They may be out of power, but, for years, at least 20 former officials have enjoyed discounted rents on government dachas in the elite Kyiv suburbs of Koncha-Zaspa and Pushcha-Vodytsya. A June 4 presidential order mandated their departure, but not all of the tenants are willing to comply.
Current Time’s Yevhenia Tokar toured a few of the contested dachas, and spoke with one of the sanctioned officials, ex-Prosecutor-General Svyatoslav Piskun, who served under Presidents Viktor Yushchenko (2005-2010) and Leonid Kuchma (1994-2005).
Zelenskiy has stated that these 20 tenants, who also include a former deputy prime minister (Hennadiy Zubkov), are “far from the last” ex-officials who will be ordered to leave the state dachas. The president has claimed that “my people” will not use such residences.
A former deputy chairman of the Ukrainian parliament’s anti-corruption committee, Borislav Bereza, called ex-officials renting these state-owned dachas is “a relic of the past – a kind of blatantly Soviet [practice] that has remained.”

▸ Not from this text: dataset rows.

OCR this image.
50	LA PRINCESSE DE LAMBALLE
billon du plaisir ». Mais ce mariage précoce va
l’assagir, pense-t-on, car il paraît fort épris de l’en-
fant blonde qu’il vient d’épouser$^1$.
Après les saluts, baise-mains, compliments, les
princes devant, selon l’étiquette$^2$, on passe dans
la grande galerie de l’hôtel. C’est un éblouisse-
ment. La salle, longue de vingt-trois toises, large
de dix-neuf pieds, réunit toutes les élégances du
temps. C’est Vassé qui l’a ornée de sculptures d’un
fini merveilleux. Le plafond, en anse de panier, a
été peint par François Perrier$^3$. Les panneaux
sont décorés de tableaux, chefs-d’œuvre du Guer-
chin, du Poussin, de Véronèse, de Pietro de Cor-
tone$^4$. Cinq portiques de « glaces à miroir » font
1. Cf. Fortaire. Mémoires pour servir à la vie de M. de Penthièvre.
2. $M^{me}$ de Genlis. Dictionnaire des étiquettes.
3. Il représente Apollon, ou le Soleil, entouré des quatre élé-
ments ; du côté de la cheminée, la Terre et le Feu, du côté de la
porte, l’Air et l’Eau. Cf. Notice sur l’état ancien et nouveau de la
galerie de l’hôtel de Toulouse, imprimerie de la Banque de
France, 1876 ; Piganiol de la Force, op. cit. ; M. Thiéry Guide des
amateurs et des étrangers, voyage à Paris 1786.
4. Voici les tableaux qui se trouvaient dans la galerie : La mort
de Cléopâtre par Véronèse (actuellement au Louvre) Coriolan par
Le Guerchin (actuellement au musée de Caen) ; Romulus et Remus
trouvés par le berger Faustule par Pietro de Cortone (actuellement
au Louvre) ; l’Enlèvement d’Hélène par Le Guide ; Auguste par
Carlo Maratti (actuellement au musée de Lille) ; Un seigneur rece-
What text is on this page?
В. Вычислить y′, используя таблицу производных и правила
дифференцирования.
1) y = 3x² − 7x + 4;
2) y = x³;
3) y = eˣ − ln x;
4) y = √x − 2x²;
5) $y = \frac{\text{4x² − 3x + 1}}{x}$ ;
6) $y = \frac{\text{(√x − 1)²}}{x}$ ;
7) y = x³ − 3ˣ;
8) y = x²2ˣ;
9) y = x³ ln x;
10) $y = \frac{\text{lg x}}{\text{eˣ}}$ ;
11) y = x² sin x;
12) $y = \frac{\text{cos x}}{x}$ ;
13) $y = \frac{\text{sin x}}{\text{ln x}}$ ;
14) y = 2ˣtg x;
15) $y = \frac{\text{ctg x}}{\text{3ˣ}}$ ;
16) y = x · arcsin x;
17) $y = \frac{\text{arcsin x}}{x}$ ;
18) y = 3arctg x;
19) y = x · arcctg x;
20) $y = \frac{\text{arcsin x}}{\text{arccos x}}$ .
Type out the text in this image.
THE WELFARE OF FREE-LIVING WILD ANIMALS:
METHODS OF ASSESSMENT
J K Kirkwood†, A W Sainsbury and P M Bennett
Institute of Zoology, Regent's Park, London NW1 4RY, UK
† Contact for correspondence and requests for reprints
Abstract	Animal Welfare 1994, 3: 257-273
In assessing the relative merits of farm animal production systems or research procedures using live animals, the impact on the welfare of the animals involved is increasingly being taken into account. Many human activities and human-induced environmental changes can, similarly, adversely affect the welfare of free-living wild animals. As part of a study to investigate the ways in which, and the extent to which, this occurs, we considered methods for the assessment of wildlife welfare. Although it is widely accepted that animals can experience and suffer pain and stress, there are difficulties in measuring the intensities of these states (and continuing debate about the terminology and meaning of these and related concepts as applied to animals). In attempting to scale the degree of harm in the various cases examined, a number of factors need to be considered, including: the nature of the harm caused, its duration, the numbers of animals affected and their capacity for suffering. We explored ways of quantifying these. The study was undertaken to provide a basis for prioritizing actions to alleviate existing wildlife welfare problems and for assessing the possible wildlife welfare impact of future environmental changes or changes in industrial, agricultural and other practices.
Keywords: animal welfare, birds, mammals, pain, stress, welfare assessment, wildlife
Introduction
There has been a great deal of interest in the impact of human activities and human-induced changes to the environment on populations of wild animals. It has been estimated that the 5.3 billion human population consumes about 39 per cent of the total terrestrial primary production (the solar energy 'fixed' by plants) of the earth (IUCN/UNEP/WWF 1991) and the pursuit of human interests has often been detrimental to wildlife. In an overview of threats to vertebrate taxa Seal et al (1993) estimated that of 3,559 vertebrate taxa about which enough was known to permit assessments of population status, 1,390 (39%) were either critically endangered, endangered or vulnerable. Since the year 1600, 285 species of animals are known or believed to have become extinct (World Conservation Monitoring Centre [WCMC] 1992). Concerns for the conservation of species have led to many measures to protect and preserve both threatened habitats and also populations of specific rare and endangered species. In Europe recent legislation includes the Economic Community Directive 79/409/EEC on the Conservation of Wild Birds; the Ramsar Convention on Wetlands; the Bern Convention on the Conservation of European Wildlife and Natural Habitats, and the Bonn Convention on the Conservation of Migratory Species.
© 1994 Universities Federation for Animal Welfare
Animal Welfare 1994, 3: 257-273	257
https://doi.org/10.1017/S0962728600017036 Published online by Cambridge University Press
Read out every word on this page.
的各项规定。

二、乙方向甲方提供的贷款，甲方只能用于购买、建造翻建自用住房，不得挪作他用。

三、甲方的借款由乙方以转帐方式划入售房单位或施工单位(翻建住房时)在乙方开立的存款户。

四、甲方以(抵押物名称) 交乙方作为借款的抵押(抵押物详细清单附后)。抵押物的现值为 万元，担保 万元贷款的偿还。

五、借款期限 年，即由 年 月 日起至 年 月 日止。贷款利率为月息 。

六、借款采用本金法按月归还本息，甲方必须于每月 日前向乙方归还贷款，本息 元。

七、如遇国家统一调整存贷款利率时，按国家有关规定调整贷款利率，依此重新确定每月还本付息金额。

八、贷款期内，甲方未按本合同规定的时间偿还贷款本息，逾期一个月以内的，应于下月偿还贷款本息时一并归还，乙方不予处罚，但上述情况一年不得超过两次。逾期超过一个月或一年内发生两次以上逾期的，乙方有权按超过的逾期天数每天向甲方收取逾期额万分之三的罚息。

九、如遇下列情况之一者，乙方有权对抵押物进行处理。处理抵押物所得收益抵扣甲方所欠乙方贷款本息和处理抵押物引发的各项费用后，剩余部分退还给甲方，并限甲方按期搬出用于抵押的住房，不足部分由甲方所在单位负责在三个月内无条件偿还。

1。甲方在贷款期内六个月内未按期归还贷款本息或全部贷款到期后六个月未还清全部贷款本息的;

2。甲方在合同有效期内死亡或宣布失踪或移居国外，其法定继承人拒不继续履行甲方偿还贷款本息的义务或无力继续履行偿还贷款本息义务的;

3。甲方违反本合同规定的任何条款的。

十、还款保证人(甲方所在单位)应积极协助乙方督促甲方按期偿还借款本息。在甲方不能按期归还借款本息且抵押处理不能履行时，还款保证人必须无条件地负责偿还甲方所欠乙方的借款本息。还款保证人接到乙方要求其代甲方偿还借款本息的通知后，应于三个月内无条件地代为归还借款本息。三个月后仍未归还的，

“Many officials in Ukraine use their position also after they’ve left office,” Bereza, now a blogger, noted. “That’s how the authorities settle accounts with them for their loyalty or for some deals, let’s say.”
While Bereza welcomes Zelenskiy’s order, he believes, though, that the move puts the Ukrainian president into an awkward situation. Zelenskiy himself also has access to a government dacha, though he has termed it a “temporary” residence for his family after he sold his own house in 2020.